Netherlands Supreme Court rules in favour of Yukos

Eelco Meerdink
In its historic decision of Friday 18 January 2019, the Dutch Supreme Court put an end to the legal battle regarding Yukos' international assets. It ruled that the bankruptcy of Yukos in 2006 was marred by a violation of principles and values that are fundamental to the Dutch legal order, and could not therefore be recognised in the Netherlands. The Russian authorities deliberately pushed Yukos to the brink and into bankruptcy, in a malicious assault upon then-Yukos CEO Mikhail Khodorkovsky, who had become a political adversary of President Putin.
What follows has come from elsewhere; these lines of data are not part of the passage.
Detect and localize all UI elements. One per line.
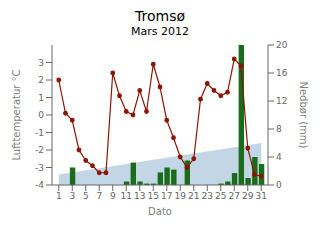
svg-text:23: 23 — [202, 191, 213, 201]
svg-text:0: 0 — [276, 180, 282, 190]
svg-text:13: 13 — [134, 191, 145, 201]
html-text:Tromsø: Tromsø — [135, 8, 185, 24]
svg-text:-1: -1 — [35, 128, 44, 138]
svg-text:0: 0 — [38, 110, 44, 120]
svg-text:17: 17 — [161, 191, 172, 201]
svg-text:1: 1 — [38, 93, 44, 103]
svg-text:16: 16 — [276, 68, 288, 78]
svg-text:8: 8 — [276, 124, 282, 134]
svg-text:-2: -2 — [35, 145, 44, 155]
svg-text:20: 20 — [276, 40, 288, 50]
svg-text:1: 1 — [56, 191, 62, 201]
svg-text:4: 4 — [276, 152, 282, 162]
svg-text:9: 9 — [110, 191, 116, 201]
svg-text:-3: -3 — [35, 163, 44, 173]
svg-text:-4: -4 — [35, 180, 44, 190]
svg-text:15: 15 — [148, 191, 159, 201]
svg-text:Dato: Dato — [148, 206, 172, 217]
svg-text:2: 2 — [38, 75, 44, 85]
svg-text:21: 21 — [188, 191, 199, 201]
svg-text:29: 29 — [242, 191, 254, 201]
svg-text:19: 19 — [175, 191, 187, 201]
svg-text:25: 25 — [215, 191, 226, 201]
svg-text:Nedbør (mm): Nedbør (mm) — [298, 81, 309, 148]
svg-text:5: 5 — [83, 191, 89, 201]
svg-text:Lufttemperatur °C: Lufttemperatur °C — [11, 69, 22, 160]
svg-text:31: 31 — [256, 191, 267, 201]
svg-text:12: 12 — [276, 96, 287, 106]
svg-text:11: 11 — [121, 191, 132, 201]
html-text:Mars 2012: Mars 2012 — [131, 25, 189, 38]
svg-text:27: 27 — [229, 191, 240, 201]
svg-text:3: 3 — [69, 191, 75, 201]
svg-text:7: 7 — [96, 191, 102, 201]
svg-text:3: 3 — [38, 58, 44, 68]
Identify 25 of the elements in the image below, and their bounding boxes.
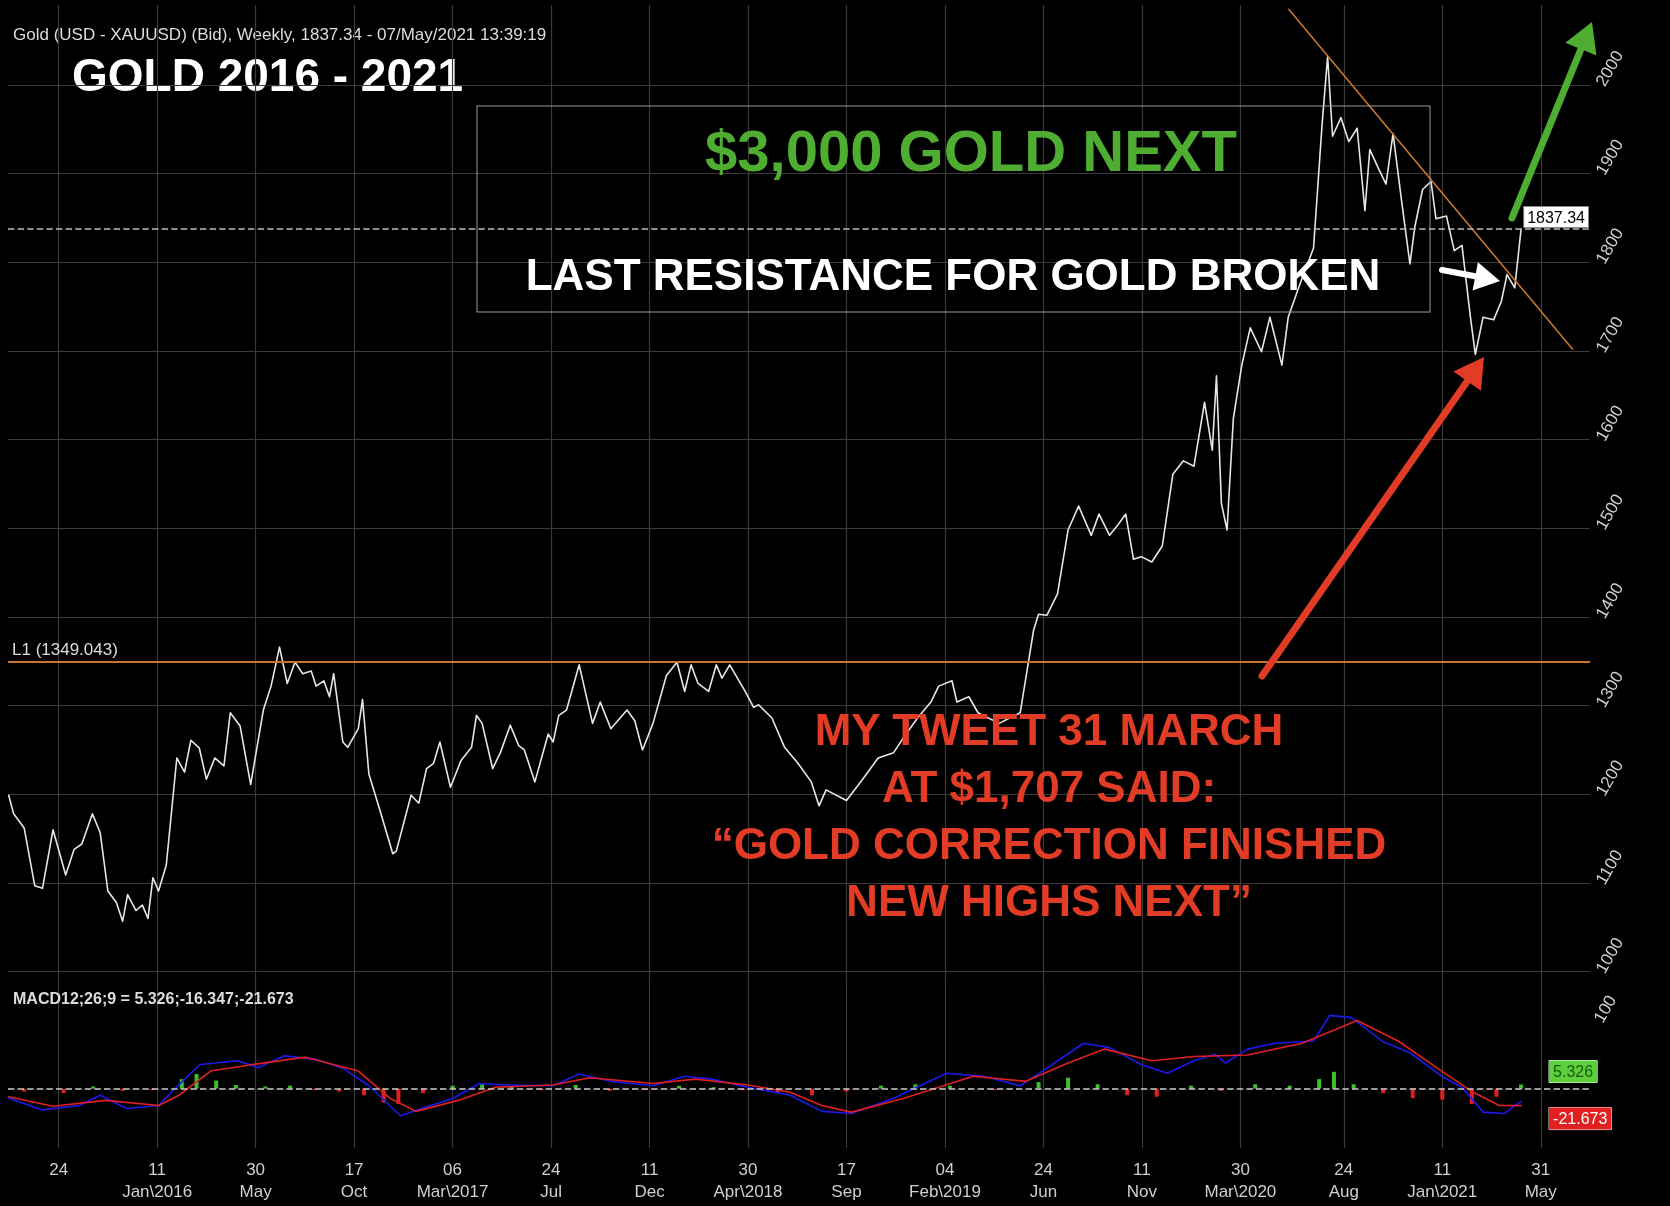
- annotation: 5.326: [1553, 1062, 1594, 1080]
- x-tick-label: 17 Sep: [831, 1159, 862, 1201]
- x-tick-label: 24 Aug: [1328, 1159, 1359, 1201]
- x-tick-label: 30 Apr\2018: [713, 1159, 783, 1201]
- x-tick-label: 24 Jun: [1029, 1159, 1058, 1201]
- ref-line-label: L1 (1349.043): [12, 640, 118, 660]
- x-tick-label: 06 Mar\2017: [416, 1159, 489, 1201]
- x-tick-label: 24: [49, 1159, 69, 1179]
- x-tick-label: 31 May: [1524, 1159, 1558, 1201]
- annotation: $3,000 GOLD NEXT: [705, 117, 1237, 183]
- text: GOLD 2016 - 2021: [72, 49, 464, 101]
- annotation: -21.673: [1553, 1110, 1608, 1128]
- text: MACD12;26;9 = 5.326;-16.347;-21.673: [13, 989, 294, 1007]
- x-tick-label: 17 Oct: [340, 1159, 368, 1201]
- annotation: 100: [1589, 991, 1621, 1027]
- x-tick-label: 30 Mar\2020: [1204, 1159, 1277, 1201]
- ref-line-label: 1837.34: [1527, 208, 1586, 226]
- x-tick-label: 04 Feb\2019: [909, 1159, 981, 1201]
- x-tick-label: 11 Dec: [634, 1159, 666, 1201]
- x-tick-label: 30 May: [239, 1159, 273, 1201]
- x-tick-label: 11 Jan\2016: [122, 1159, 193, 1201]
- x-tick-label: 11 Nov: [1126, 1159, 1158, 1201]
- x-tick-label: 24 Jul: [540, 1159, 562, 1201]
- text: Gold (USD - XAUUSD) (Bid), Weekly, 1837.34 - 07/May/2021 13:39:19: [13, 25, 547, 44]
- x-tick-label: 11 Jan\2021: [1407, 1159, 1478, 1201]
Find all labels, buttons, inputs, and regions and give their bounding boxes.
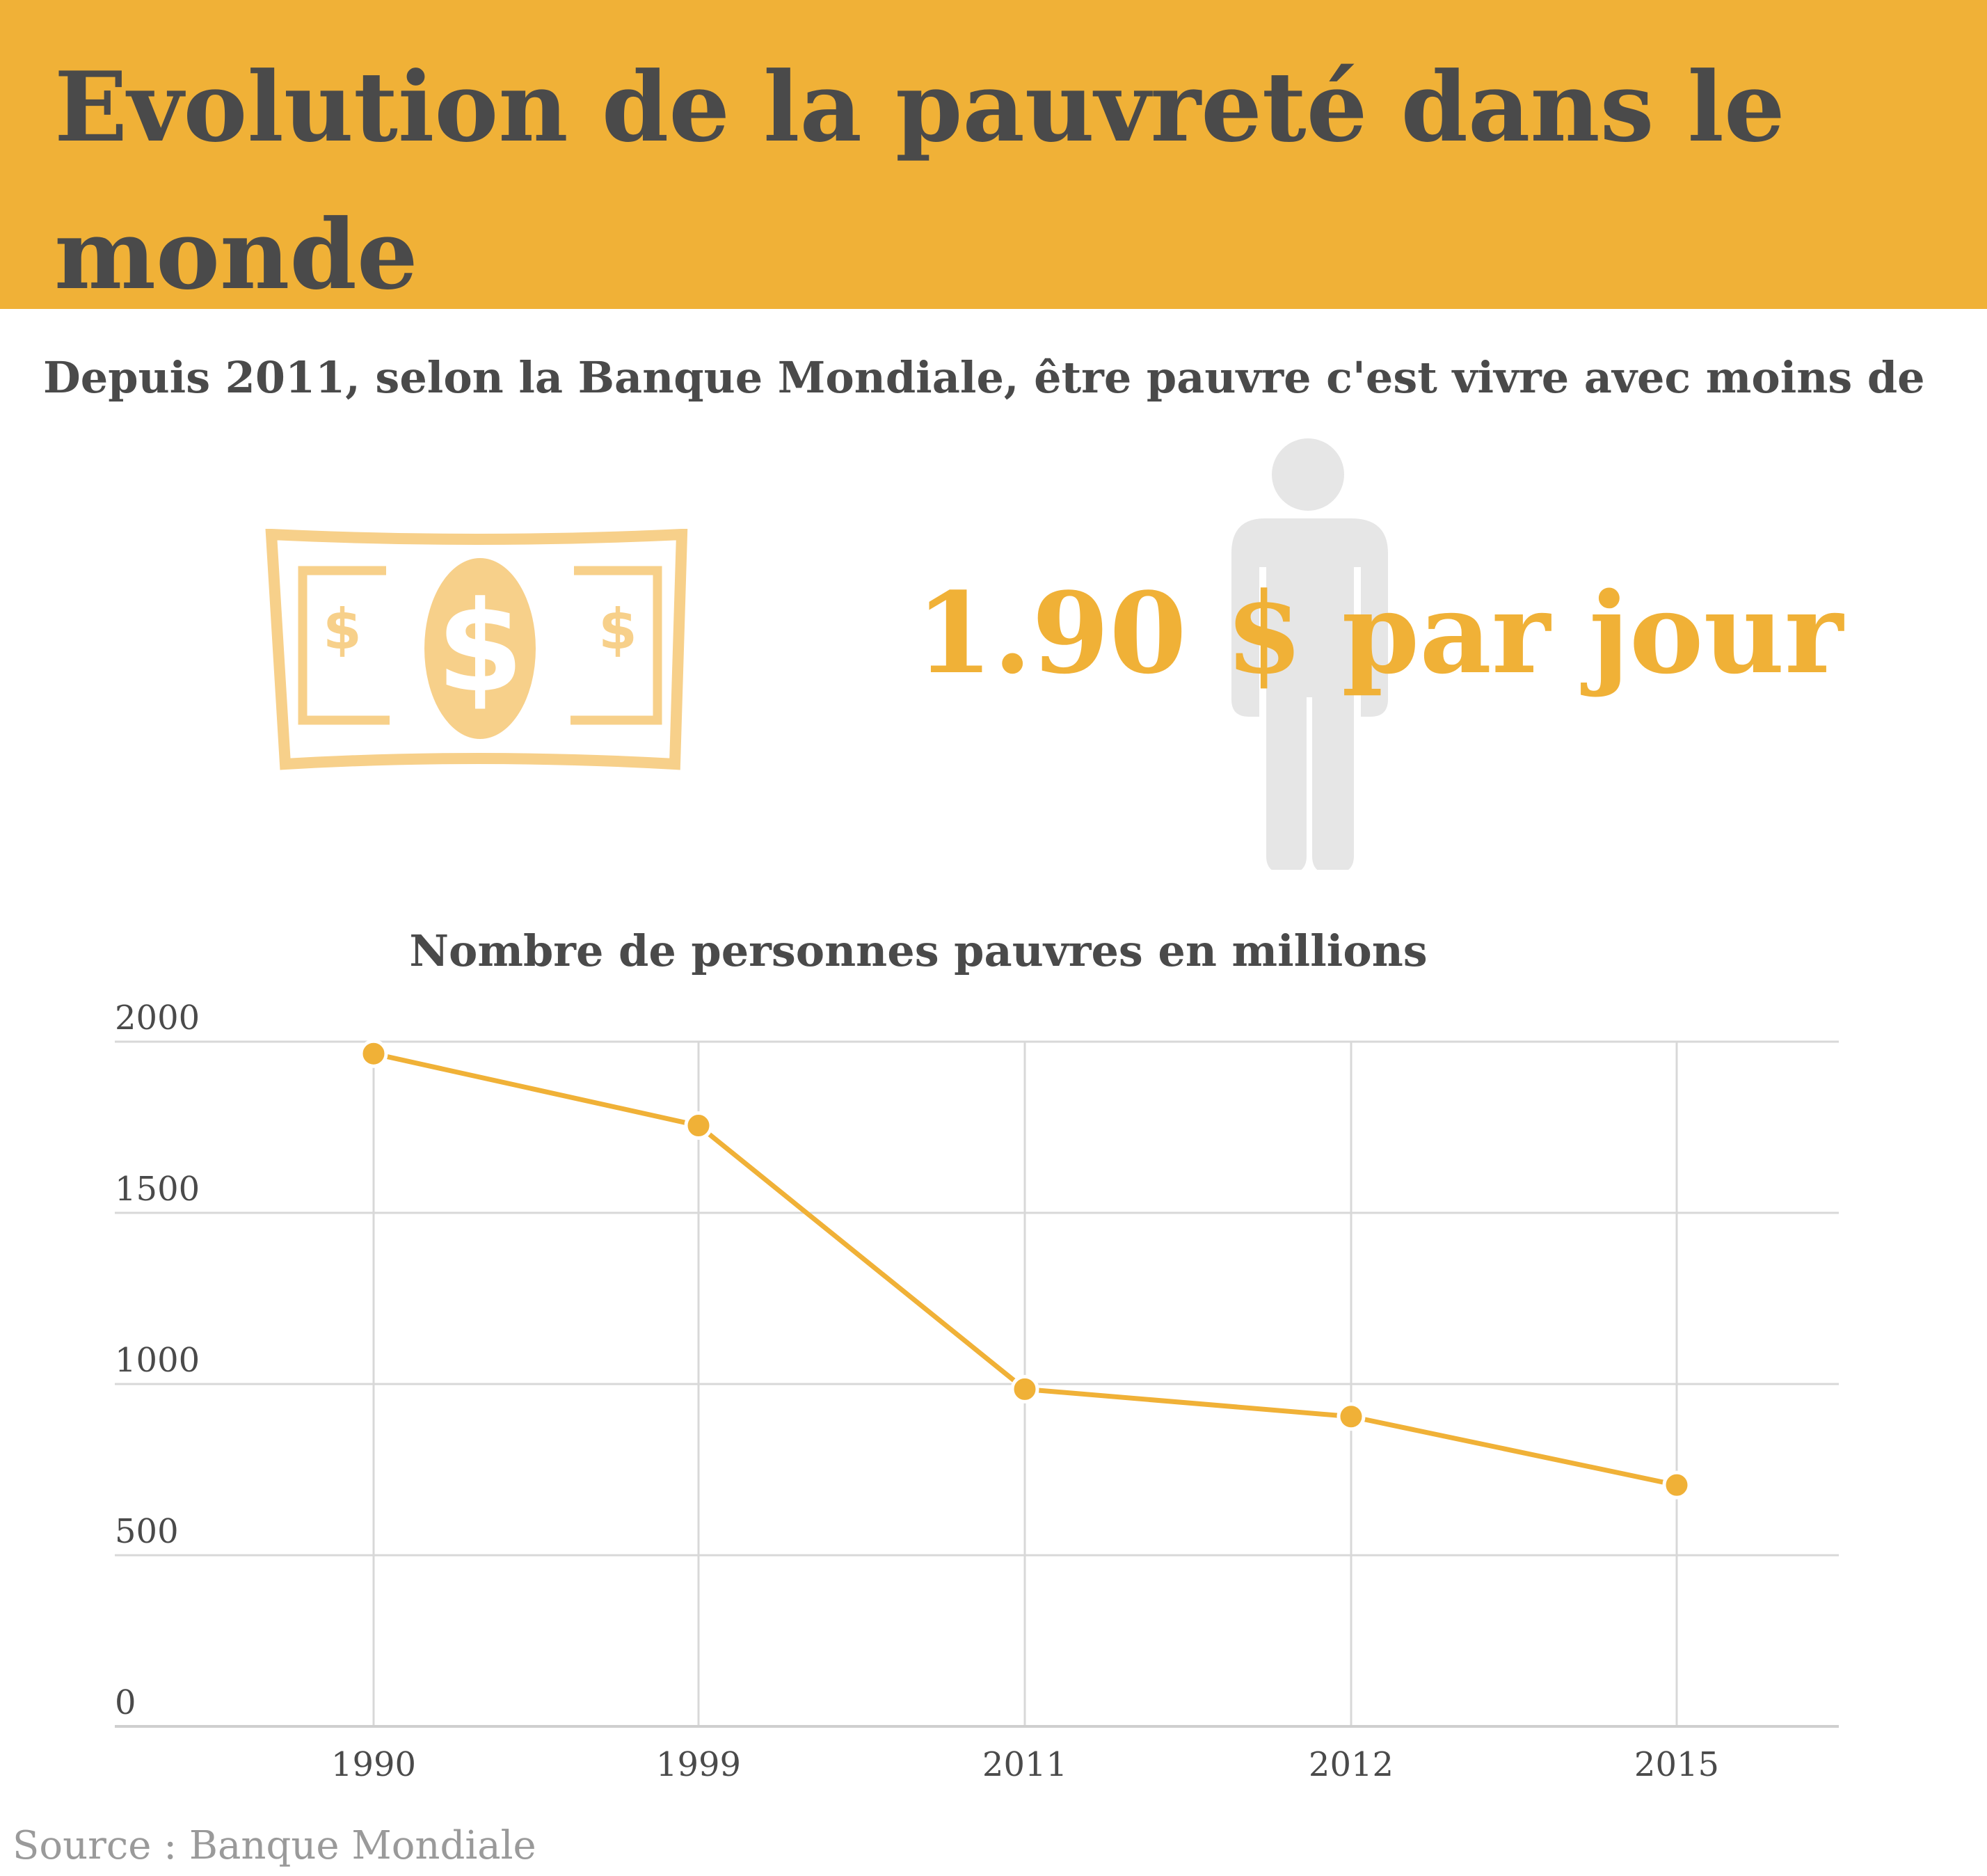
subtitle: Depuis 2011, selon la Banque Mondiale, ê… [43,352,1925,403]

"We are very pleased that we were able to protect the international assets of Yukos Oil for the benefit of the shareholders of Yukos Oil, the ultimate victims of the Kremlin’s expropriation” said Steven Theede, former Yukos CEO and board member of the Yukos Foundations, which had oversight of the litigation. Commenting on the decision, Yukos’ lawyer Eelco Meerdink of De Brauw explained: “The Yukos Foundations are Dutch legal entities formed in 2005 as protective measures. The Foundations were designed to ensure that when Russian authorities tried to expropriate international assets, they could be defended outside of the Russian court system in a fair legal venue.” Yukos' international assets comprised two branches of the former oil company: the treasury group and the finance group. In 2005, during the Russian authorities attack on Yukos, Yukos' management decided to insert a Dutch stichting (foundation) into each of those branches. Last Friday's decision of the Supreme Court dealt with the finance group, headed by Yukos Finance BV. Previously, in 2015, the Yukos Foundations had successfully protected Yukos' treasury group against claims from Russian state-owned oil company Rosneft. The Yukos-case demonstrates that such protective measures work, and they may become a recipe for other companies seeking to bring and protect assets outside a country where expropriation is feared. Such protective measures allow companies' assets to be protected in a neutral venue outside the jurisdiction of the state that seeks to expropriate. That neutral venue can be the Netherlands, (which, incidentally, now also allows litigation in English), but it could be elsewhere. Once asset litigation is successfully resolved in that neutral venue, those assets can be distributed to the company’s legitimate former creditors and shareholders. Dutch case law shows that reliance on the judgments of the courts of the expropriating state will often be to no avail. In another recent Yukos-case, the Amsterdam District Court, on 5 December 2018, rendered a judgment highly critical of the lack of impartiality and independence of Russian courts, which in cases against Yukos served the interests of the Russian government. Accordingly, Russian court judgments rendered against subsidiaries of Yukos could not stand in the way of the pursuit of their rights in the Dutch courts. De Brauw represented the Yukos foundations, companies and management in these various proceedings.